Two sources reportedly told CNN that "President Trump personally asked Sen. Ted Cruz (R-TX) if he would argue a long-shot election lawsuit seeking to overturn the election results in four battleground states, should the Supreme Court agree to take it up."
During an appearance on CNN, Shapiro spoke with host Chris Cuomo on Wednesday evening as he shared his opinion of the frivolous lawsuit. Without mincing words, Shapiro described the Texas senator as "a sad sack."
Like Shapiro, Michigan Attorney General Dana Nessel (D) has also spoken out with a similar rebuke of Texas Attorney General Ken Paxton. During an appearance on MSNBC, she voiced her concerns about Paxton and the lawsuit. Nessel also noted that Paxton, himself, is under federal investigation which raises further questions about his own credibility, per Click on Detroit.

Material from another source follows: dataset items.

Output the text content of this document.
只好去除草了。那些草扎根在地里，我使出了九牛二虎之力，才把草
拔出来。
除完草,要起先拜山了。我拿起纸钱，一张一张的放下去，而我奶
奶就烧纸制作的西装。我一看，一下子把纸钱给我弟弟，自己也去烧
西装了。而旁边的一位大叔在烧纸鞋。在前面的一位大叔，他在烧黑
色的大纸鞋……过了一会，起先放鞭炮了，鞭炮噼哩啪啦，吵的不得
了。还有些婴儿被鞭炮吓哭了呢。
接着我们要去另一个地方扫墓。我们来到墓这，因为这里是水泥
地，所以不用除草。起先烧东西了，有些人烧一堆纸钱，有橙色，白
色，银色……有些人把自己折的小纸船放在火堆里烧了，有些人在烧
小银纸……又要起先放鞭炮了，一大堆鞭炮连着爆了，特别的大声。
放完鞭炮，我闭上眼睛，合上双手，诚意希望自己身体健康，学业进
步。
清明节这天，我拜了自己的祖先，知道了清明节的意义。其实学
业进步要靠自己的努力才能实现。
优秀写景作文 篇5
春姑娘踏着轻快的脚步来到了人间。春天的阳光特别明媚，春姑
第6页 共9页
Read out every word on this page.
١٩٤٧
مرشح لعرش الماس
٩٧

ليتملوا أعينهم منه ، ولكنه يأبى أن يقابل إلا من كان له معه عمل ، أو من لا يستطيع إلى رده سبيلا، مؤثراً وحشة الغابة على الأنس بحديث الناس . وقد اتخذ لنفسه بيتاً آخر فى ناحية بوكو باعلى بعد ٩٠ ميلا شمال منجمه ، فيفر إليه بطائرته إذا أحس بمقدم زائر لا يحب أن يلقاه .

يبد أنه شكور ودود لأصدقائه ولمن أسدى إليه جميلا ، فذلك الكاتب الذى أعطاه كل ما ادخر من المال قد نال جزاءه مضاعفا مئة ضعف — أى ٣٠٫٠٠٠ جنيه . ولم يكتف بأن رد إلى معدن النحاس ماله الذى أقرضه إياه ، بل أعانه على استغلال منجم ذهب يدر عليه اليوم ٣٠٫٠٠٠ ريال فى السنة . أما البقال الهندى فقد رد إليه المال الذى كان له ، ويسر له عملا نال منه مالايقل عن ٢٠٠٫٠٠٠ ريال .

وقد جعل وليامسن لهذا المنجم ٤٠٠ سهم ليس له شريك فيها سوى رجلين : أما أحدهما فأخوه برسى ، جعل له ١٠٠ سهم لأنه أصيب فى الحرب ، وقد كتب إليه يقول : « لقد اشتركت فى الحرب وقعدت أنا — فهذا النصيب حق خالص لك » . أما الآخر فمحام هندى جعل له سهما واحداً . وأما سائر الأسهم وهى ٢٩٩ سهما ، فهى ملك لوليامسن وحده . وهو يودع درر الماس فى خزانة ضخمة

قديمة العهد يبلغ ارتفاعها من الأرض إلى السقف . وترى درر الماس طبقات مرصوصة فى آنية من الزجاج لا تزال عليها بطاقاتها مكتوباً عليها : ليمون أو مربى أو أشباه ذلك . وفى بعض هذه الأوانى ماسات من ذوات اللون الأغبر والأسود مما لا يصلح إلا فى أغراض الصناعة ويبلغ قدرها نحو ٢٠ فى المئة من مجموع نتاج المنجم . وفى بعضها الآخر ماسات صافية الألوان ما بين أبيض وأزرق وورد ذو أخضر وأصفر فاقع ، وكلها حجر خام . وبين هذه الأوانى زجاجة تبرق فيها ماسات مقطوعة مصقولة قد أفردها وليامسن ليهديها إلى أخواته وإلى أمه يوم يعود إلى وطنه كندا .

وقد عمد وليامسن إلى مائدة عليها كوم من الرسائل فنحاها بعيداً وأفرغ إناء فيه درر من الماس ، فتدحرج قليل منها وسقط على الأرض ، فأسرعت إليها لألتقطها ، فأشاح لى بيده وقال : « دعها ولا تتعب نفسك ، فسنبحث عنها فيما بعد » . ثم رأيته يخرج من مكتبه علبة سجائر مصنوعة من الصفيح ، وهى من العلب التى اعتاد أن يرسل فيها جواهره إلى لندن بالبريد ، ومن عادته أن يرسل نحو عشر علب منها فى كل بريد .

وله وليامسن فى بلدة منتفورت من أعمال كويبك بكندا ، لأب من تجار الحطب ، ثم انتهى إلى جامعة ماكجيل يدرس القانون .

"Ken Paxton, the attorney general, the state of Texas, has been under federal indictment for quite some time," said Nessel. "The FBI continues to investigate him, not just for securities fraud but for a variety of other matters, and I think this is as clear signal that he is sending to President Trump requesting a presidential pardon, and that's it. It's a last-ditch effort."
Nessel continued, "I've never seen anything like this. I don't know if I have talked to anyone who has seen anything like this before, it is so incredibly outrageous. And I will say this to General Paxton, if he's watching, you know who voted for you in Michigan, General Paxton? No one. Literally no one. So, stay in your lane, and stick to trying to disenfranchise voters in your own state. Don't come to mine."
Despite most of Trump's election lawsuits being dismissed or outright rejected by federal judges and the U.S. Supreme Court, his Republican allies are continuing to file more lawsuits in courts across the country in an effort to delay the Electoral College vote set for Dec. 14.